Behavioral therapies are currently the most effective interventions for treating the diagnostic symptoms of autism. We employed a mouse model of autism to evaluate components of behavioral interventions that improve sociability in mice. BTBR T+tf/J (BTBR) is an inbred mouse strain that exhibits prominent behavioral phenotypes with face validity to all three diagnostic symptom categories of autism, including robust and well-replicated deficits in social approach and reciprocal social interactions. To investigate the role of peer interactions in the development of sociability, BTBR juvenile mice were reared in the same home cage with juvenile mice of a highly social inbred strain, C57BL/6J (B6). Subject mice were tested as young adults for sociability and repetitive behaviors. B6 controls reared with B6 showed their strain-typical high sociability. BTBR controls reared with BTBR showed their strain-typical lack of sociability. In contrast, BTBR reared with B6 as juveniles showed significant sociability as young adults. A 20-day intervention was as effective as a 40-day intervention for improving social approach behavior. High levels of repetitive self-grooming in BTBR were not rescued by peer-rearing with B6, indicating specificity of the intervention to the social domain. These results from a robust mouse model of autism support the interpretation that social enrichment with juvenile peers is a beneficial intervention for improving adult outcome in the social domain. This novel paradigm may prove useful for discovering factors that are essential for effective behavioral treatments, and biological mechanisms underlying effective behavioral interventions.

19. Zwickel J, White SJ, Coniston D, Senju A, Frith U. {{Exploring the building blocks of social cognition: spontaneous agency perception and visual perspective taking in autism}}. {Soc Cogn Affect Neurosci} (Oct 7)

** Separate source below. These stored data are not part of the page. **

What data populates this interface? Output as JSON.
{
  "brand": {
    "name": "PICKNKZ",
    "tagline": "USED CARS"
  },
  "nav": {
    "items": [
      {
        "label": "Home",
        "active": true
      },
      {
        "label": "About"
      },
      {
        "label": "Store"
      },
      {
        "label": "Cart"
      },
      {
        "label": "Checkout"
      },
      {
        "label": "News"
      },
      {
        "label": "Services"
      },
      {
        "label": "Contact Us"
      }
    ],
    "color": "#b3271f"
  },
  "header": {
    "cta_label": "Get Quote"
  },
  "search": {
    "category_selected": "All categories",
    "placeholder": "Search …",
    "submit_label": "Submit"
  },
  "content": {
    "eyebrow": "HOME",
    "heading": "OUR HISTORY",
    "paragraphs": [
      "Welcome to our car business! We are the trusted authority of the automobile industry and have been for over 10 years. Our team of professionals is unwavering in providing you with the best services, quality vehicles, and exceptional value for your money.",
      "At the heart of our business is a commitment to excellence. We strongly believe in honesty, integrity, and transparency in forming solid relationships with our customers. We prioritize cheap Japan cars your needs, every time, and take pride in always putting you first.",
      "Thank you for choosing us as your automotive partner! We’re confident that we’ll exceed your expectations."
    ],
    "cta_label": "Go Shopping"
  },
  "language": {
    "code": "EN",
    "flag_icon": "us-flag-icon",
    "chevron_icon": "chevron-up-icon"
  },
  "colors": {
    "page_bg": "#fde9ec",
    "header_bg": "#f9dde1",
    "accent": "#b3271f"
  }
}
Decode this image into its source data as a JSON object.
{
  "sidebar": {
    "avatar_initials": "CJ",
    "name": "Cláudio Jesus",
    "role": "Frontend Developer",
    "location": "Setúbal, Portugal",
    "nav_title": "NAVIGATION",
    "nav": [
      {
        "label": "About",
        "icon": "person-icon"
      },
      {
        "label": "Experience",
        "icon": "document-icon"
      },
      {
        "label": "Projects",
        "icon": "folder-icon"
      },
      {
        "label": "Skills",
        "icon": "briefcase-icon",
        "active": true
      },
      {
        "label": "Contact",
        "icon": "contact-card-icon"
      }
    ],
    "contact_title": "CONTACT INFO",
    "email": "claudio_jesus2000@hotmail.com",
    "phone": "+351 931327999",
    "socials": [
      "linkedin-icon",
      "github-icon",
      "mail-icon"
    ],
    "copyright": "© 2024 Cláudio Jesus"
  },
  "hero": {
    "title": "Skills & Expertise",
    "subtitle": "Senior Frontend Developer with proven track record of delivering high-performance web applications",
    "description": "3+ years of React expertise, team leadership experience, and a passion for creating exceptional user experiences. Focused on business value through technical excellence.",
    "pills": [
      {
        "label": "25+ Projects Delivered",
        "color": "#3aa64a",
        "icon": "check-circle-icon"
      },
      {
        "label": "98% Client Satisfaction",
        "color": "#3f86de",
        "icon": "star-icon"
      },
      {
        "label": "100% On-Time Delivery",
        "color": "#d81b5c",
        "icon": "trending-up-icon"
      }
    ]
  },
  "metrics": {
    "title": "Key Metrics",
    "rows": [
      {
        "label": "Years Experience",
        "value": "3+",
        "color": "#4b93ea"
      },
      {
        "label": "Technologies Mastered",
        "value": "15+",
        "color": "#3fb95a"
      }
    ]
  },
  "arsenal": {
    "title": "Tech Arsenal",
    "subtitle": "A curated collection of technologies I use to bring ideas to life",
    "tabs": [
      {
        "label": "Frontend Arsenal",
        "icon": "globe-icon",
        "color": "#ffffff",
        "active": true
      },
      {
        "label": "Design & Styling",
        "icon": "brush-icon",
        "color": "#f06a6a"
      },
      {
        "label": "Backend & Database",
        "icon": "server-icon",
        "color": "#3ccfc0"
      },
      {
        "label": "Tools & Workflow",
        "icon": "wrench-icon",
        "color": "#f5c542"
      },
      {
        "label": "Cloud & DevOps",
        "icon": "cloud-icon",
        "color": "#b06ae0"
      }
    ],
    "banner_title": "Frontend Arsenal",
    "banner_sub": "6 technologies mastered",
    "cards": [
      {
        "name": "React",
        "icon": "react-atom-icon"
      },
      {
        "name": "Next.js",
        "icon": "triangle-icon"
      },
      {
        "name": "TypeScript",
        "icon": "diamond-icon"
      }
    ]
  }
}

Individuals with autism spectrum disorders have highly characteristic impairments in social interaction and this is true also for those with high functioning autism or Asperger syndrome (AS). These social cognitive impairments are far from global and it seems likely that some of the building blocks of social cognition are intact. In our first experiment, we investigated whether high functioning adults who also had a diagnosis of AS would be similar to control participants in terms of their eye movements when watching animated triangles in short movies that normally evoke mentalizing. They were. Our second experiment using the same movies, tested whether both groups would spontaneously adopt the visuo-spatial perspective of a triangle protagonist. They did. At the same time autistic participants differed in their verbal accounts of the story line underlying the movies, confirming their specific difficulties in on-line mentalizing. In spite of this difficulty, two basic building blocks of social cognition appear to be intact: spontaneous agency perception and spontaneous visual perspective taking.